Bluford Shaw was the first settler in Nokomis Township, who lived here with his family prior to 1840. In 1843 Hugh Hightower settled in section 33 and built the first house within the boundaries of the township. Following Mr. Hightower were R. N. Lee, John Wetmore, William Bonton, Absolom Van Hoosier, William Lee and Andrew Coiner. John Whitmore, living just north of the present city limits, was the first Justice of the Peace and the first Constable was J. W. Hancock.

The first sermon was preached in Nokomis township by Rev. J. L. Crane, a Methodist Episcopal minister. The Baptist congregation was organized in 1856, with Rev. Hueston as pastor. History tells that the Lutherans were active in this community as early as 1852 in Audubon Township; the Daniel Easterday family, from Jefferson County, Ohio, was the first to come, the Rev. D. D. Swaney was the first minister. Within a few years the Lutherans moved to the new town of Nokomis, where St. Mark’s Lutheran Church was established.

Other denominations established themselves in Nokomis in the years to come, and more detailed information will be found elsewhere.

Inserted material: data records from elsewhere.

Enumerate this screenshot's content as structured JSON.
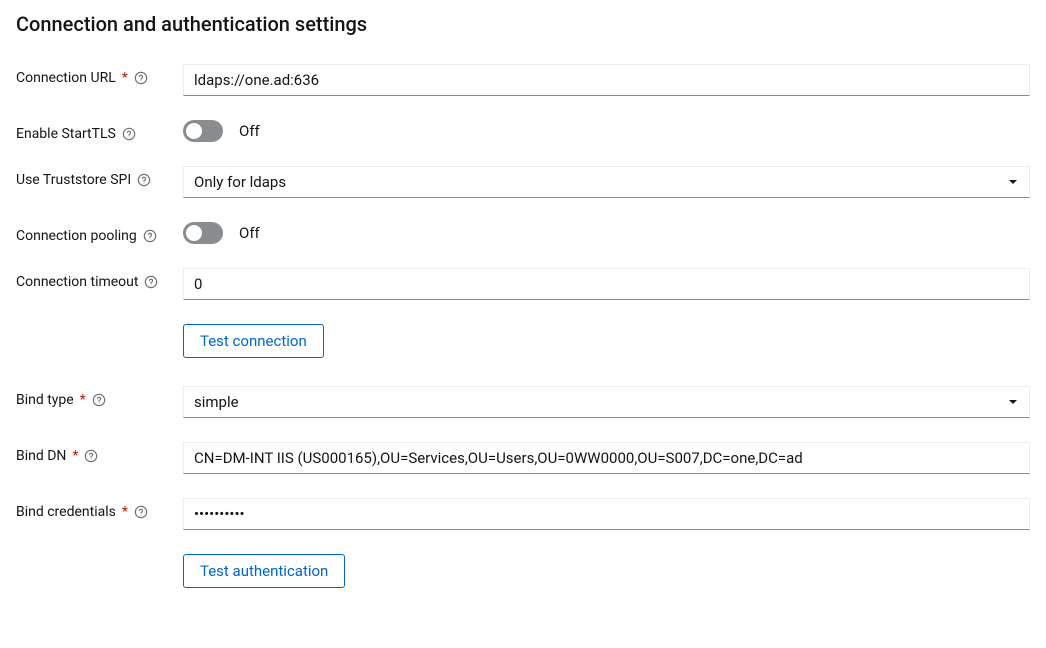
{
  "section_title": "Connection and authentication settings",
  "fields": {
    "connection_url": {
      "label": "Connection URL",
      "value": "ldaps://one.ad:636"
    },
    "enable_starttls": {
      "label": "Enable StartTLS",
      "state": "Off"
    },
    "use_truststore_spi": {
      "label": "Use Truststore SPI",
      "value": "Only for ldaps"
    },
    "connection_pooling": {
      "label": "Connection pooling",
      "state": "Off"
    },
    "connection_timeout": {
      "label": "Connection timeout",
      "value": "0"
    },
    "bind_type": {
      "label": "Bind type",
      "value": "simple"
    },
    "bind_dn": {
      "label": "Bind DN",
      "value": "CN=DM-INT IIS (US000165),OU=Services,OU=Users,OU=0WW0000,OU=S007,DC=one,DC=ad"
    },
    "bind_credentials": {
      "label": "Bind credentials",
      "value": "••••••••••"
    }
  },
  "buttons": {
    "test_connection": "Test connection",
    "test_authentication": "Test authentication"
  },
  "required_marker": "*"
}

The first school is said to have been taught by Henry Lower, at his residence in 1848. It was a private school supported by subscriptions. The first school house was built in 1853 near the former Jacob Haller farm south of the city. It is said that some of the original lumber is at present in the Oak Grove school still standing near the farm.

The first road through Nokomis was known as the Nokomis-Hillsboro road and was laid out in a northeasterly direction. Today it is our main street and an important State Highway which was paved in 1923.

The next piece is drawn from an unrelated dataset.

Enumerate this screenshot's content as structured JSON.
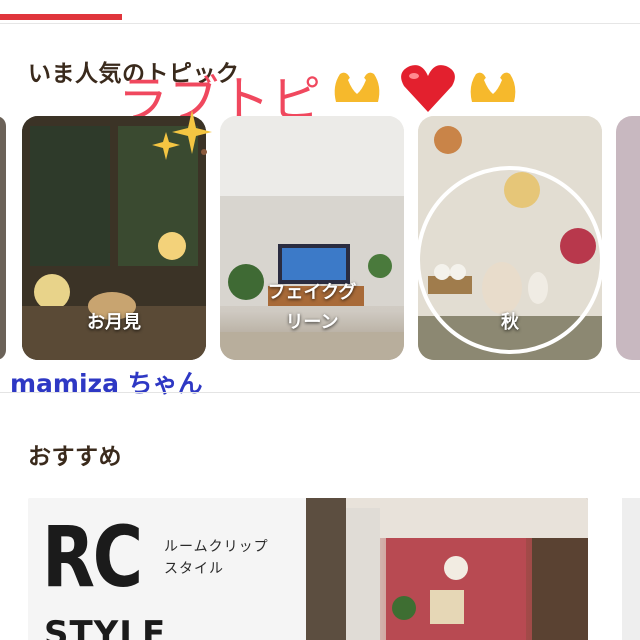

The first railroad was the Alton and Terre Haute and the first train rolled over its tracks in 1855. Since that time the railroad property has changed hands several times and is now the property of the New York Central. The tracks of the New York Central are also used by the Chicago and Eastern Illinois railroad passing through Nokomis and directly into St. Louis.

A station was established in Nokomis in 1856, which was the beginning of Nokomis as a place of importance, and now one of the most beautiful small cities of South Central Illinois. It was platted and surveyed by P. C. Huggins of Bunker Hill, and Captain Samuel Ryder of Alton, in the fall of 1856.

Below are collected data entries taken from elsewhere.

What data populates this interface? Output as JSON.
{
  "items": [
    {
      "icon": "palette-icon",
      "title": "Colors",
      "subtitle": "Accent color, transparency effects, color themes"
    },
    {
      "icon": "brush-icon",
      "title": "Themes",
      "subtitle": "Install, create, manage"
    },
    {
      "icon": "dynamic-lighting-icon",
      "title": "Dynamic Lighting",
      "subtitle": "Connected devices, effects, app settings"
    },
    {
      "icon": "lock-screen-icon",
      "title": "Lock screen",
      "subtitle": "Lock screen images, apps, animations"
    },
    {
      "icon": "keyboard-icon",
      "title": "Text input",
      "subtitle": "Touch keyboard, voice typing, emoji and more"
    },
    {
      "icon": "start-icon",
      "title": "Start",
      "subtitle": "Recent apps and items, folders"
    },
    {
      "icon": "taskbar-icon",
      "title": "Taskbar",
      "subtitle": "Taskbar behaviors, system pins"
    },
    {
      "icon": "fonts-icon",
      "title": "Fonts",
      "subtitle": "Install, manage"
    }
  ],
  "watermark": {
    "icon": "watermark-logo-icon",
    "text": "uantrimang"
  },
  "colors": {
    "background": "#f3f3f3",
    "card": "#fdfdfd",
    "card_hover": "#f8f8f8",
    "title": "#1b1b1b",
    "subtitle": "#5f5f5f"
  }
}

The first mercantile establishment was opened by Oliver Boutwell the year the railroad was completed. In 1857 the first blacksmith shop was put in operation by A. Swords of Audubon, who also operated a wayside inn to accommodate the traveling public. A Mr. Hart built the first hotel in 1859, the Eureka, located on Front Street. Mr. Hart was also a lumber merchant.

Dr. Welch moved from Audubon in 1857 to Nokomis and put out his physician’s sign to practice medicine.

The first marriage recorded in this township was that of J. W. Hancock and Miss Margaret Meritt, in 1853; the second one was Mr. Borar and Miss Margaret Hightower also in 1853.

The first undertaker was George Culp.


The Village of Nokomis was incorporated and received her charter March 9, 1867.

The first board of trustees were C. H. Schaper, president; A. H. Draper, clerk; N. M. Belnap, treasurer; E. K. Brighton, constable and street commissioner; B. W. Henderson, assessor.

Presidents of the board of trustees or mayors down through the years follow: C. H. Schaper, G. H. Upstone, Thomas Triffet, H. M. Randle, John Hukill, John Woltmann, J. H. Weinstein, Nick Singer, Dr. W. C. Hovey, A. O. Kettelkamp, V. C. Singler, F. Kroeger, A. J. Eekhoff, S. B. Brown, Earl Jenkins, Frank Yackle, A. E. Vandever, Virgil Adams, Kenneth Kellerman, and the present mayor, Homer Stanley. Current commissioners are Gerald G. Cain, Alvin Hagemeier, Primo Tosetti and Clarence Hard.

The appointed officers include T. H. Harrison, city clerk; Lee Dawson, city treasurer, Andrew Cibulka, supt. Of water; Robert Bowes, chief of police and John Price, supt. of streets.

March 27, 1869, the charter was amended by a special act of the legislature. At this time the city had a population of 700 people, three churches, ten stores and such industries usually found in places of comparable size.

In 1927 Nokomis adopted a commission form of government which is in force today.